Vers une négociation sur les "travailleurs indépendants"?

Enfin, les leaders syndicaux et patronaux ont échangé sur le symptôme le plus criant de la transformation du marché du travail : l'émergence des nouvelles formes d'emploi avec les "vrais-faux" indépendants, tels les chauffeurs Uber ou les livreurs de Deliveroo.

Sont-ils de « vrais » entrepreneurs ou de « faux salariés » ? « Je constate que ce sont des travailleurs, ils ont un lien de subordination, ils veulent des garanties collectives, une protection sociale, un contrat de travail », a lancé Philippe Martinez (CGT) qui a rajouté ironiquement ces « travailleurs indépendant modernes, chers à Emmanuel Macron, veulent devenir des fainéants anciens pour éviter d'être que des tacherons ».

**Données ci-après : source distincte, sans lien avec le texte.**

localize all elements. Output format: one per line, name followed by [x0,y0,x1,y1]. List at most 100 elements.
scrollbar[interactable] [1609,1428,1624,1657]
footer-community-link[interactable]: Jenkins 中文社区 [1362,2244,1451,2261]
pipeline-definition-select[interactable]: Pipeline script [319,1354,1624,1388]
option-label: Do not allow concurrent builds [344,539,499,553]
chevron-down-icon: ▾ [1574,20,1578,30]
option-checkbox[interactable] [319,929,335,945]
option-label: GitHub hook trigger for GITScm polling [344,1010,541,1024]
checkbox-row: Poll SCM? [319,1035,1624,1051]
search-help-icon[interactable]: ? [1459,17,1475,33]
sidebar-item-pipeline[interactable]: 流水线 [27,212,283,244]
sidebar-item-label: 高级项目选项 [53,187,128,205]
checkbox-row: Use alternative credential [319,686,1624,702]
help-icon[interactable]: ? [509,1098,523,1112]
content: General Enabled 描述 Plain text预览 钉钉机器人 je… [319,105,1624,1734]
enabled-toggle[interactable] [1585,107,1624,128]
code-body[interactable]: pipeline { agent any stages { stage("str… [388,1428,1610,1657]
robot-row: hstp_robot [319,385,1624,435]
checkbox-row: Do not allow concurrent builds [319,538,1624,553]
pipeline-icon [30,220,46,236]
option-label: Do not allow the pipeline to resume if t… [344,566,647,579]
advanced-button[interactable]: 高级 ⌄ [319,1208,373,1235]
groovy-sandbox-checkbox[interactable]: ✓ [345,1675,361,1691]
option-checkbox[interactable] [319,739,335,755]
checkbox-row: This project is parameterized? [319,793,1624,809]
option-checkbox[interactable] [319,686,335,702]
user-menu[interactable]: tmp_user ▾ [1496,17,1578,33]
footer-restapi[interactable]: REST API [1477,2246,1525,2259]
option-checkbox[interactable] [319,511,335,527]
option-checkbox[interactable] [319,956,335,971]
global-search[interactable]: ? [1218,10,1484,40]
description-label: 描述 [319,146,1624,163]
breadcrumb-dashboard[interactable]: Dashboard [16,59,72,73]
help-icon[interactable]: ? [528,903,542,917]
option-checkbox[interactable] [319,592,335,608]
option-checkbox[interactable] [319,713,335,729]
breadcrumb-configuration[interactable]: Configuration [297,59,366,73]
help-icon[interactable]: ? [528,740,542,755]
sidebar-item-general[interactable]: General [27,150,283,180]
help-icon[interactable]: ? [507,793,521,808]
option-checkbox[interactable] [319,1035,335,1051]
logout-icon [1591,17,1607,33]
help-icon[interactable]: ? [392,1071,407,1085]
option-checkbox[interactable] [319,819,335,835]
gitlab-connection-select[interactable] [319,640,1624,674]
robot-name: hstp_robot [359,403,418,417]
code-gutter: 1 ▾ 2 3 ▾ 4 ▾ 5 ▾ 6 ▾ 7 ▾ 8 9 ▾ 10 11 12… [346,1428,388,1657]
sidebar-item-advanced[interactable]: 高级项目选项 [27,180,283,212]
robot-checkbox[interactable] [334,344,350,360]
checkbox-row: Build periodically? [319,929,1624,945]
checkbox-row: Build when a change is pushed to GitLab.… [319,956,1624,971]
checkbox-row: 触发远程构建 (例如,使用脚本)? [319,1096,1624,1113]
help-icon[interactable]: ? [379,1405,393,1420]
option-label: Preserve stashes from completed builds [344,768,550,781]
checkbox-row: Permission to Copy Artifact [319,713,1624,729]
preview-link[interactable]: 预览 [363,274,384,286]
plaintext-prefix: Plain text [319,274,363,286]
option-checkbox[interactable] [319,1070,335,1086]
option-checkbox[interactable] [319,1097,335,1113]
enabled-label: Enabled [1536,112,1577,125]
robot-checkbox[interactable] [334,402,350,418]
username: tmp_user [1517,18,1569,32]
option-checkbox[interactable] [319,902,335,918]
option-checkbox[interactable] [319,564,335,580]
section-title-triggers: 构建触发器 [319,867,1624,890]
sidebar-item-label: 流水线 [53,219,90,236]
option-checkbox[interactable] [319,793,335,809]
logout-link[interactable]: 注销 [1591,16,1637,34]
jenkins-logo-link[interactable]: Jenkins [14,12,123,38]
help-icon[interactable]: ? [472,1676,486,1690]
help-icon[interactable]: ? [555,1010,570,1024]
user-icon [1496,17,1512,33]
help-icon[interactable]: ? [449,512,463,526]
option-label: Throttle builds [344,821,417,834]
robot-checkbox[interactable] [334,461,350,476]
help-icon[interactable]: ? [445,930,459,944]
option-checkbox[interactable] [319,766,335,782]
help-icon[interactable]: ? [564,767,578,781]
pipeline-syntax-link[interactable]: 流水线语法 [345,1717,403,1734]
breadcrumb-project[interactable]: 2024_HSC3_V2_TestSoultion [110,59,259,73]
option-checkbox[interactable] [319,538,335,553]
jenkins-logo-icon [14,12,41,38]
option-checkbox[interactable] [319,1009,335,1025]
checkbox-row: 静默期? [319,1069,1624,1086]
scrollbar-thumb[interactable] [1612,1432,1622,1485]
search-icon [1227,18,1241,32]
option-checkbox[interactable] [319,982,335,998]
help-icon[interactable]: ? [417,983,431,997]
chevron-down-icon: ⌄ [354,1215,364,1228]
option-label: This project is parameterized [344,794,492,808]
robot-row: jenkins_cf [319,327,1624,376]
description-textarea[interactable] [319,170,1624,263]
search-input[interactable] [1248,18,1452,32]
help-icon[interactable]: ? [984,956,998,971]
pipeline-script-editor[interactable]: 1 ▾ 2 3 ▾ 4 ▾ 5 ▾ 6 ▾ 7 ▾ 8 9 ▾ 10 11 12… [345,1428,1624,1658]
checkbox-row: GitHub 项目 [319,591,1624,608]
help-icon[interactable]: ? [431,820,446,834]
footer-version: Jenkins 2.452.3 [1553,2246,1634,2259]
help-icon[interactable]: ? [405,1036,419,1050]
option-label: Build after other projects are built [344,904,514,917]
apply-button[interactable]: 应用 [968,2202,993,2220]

Pour Alain Griset (U2P), "juridiquement ce sont des entrepreneurs individuels. Ils ont besoin d'être informés, notamment sur le fait qu'ils engagent leurs biens personnels". Pascal Pavageau, lui, avance une solution : « Il ne faut pas instrumentaliser la précarité il faut requalifier en contrat de travail. Sinon il faut qu'ils aient le droit de fixer leurs tarifs. »

Ravie de ce dialogue, Muriel Penicaud s'est dit « preneuse » d'une négociation interprofessionnelle sur ces nouvelles formes de travail  qui puisse « nous éclairer » sur ce sujet. Comme quoi, les organisations patronales et syndicales ont encore un rôle à jouer.